Do not take your sense of worth from money.  Advertisers certainly have learned how to pick the money out of our pockets by playing to our sense of worth.  In fact, you will never see or hear a commercial on television or radio.  They are never called commercials.  What are they called?  We’ll be back right after these – messages.  Advertisers are not selling us a product as much as they are selling us a message.  If we purchase their product we will become more popular, better looking, healthier, or any number of other promises they make.

When Jesus talked about money, which he did quite often, one of the reminders he offered was that our self-worth is not based on the size of our bank accounts. Life does not, he reminds us, consist in an abundance of possessions.  Living in a society that so highly prizes an accumulation of money and possessions, it is easy to be driven to try to gain more and more.  The drive to accumulate is often tied very closely to our sense of self-worth.  The more we have, the more important or valuable we must be, at least in the eyes of society.

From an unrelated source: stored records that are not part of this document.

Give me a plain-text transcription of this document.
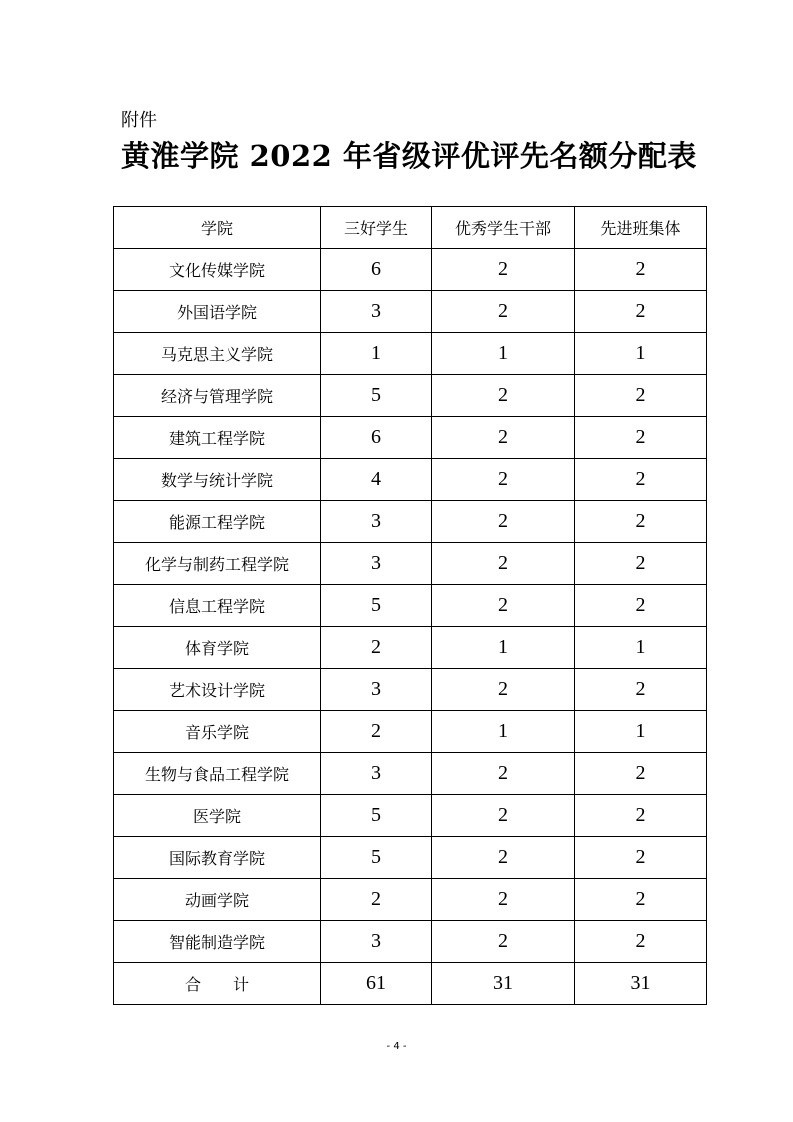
附件
黄淮学院 2022 年省级评优评先名额分配表
学院	三好学生	优秀学生干部	先进班集体
文化传媒学院	6	2	2
外国语学院	3	2	2
马克思主义学院	1	1	1
经济与管理学院	5	2	2
建筑工程学院	6	2	2
数学与统计学院	4	2	2
能源工程学院	3	2	2
化学与制药工程学院	3	2	2
信息工程学院	5	2	2
体育学院	2	1	1
艺术设计学院	3	2	2
音乐学院	2	1	1
生物与食品工程学院	3	2	2
医学院	5	2	2
国际教育学院	5	2	2
动画学院	2	2	2
智能制造学院	3	2	2
合　　计	61	31	31
- 4 -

But the drive to gain more and more is never-ending.  Though a purchase may provide a sense of satisfaction and well-being, it is only temporary.  Soon we need to buy something else to recapture that feeling, and we begin a cycle of buying in an effort to feel better about ourselves.  The reality is, you can’t buy enough stuff to make you feel better.  I’ve tried it.  It doesn’t work.

4.  Be Generous.
In 2010 a 14-year-old by the name of Hannah Salwen convinced her family to do something rather amazing.  She was riding in the family car with her father when they came to an intersection.  She noticed, on one side, an expensive luxury car and on the other a man begging for food.  She told her father if the man had a less expensive car perhaps the man could have something to eat.  Her father talked to her about the fact that there are some inequities in the world.  She couldn’t accept that.  She continued to talk with her parents about the inequities in the world, prompting her mother to finally ask, what do you want us to do?  Sell our house?  They actually did.  They lived in quite a beautiful home in Atlanta – a 6,500 square foot home that even included an elevator to Hannah’s room. 

They sold the home for quite a profit, gave half of the money to charity, and purchased a smaller home with the remaining money.

Not everyone could do such a thing.  In fact, not very many people could do such a thing.  And doing such a thing will not take care of all the inequities in the world.  And I’m not saying you should go out and sell your house. 

But I am saying we need to think about how we can be generous.  One of the things I don’t like when people preach on money is the guilt that is often dumped on us.  Let me put you at ease this morning – I’m not going to tell you how to be generous; that’s up to you.  All I’ll tell you is this – be generous.  If it’s just giving a dollar, give a dollar.

What’s important about generosity is that it draws us out of our tendency to focus upon our own lives to the exclusion of others.  Even if it’s a dollar, we are thinking about another life rather than just our own.
Be generous.  Reflect the generosity of God in your own life.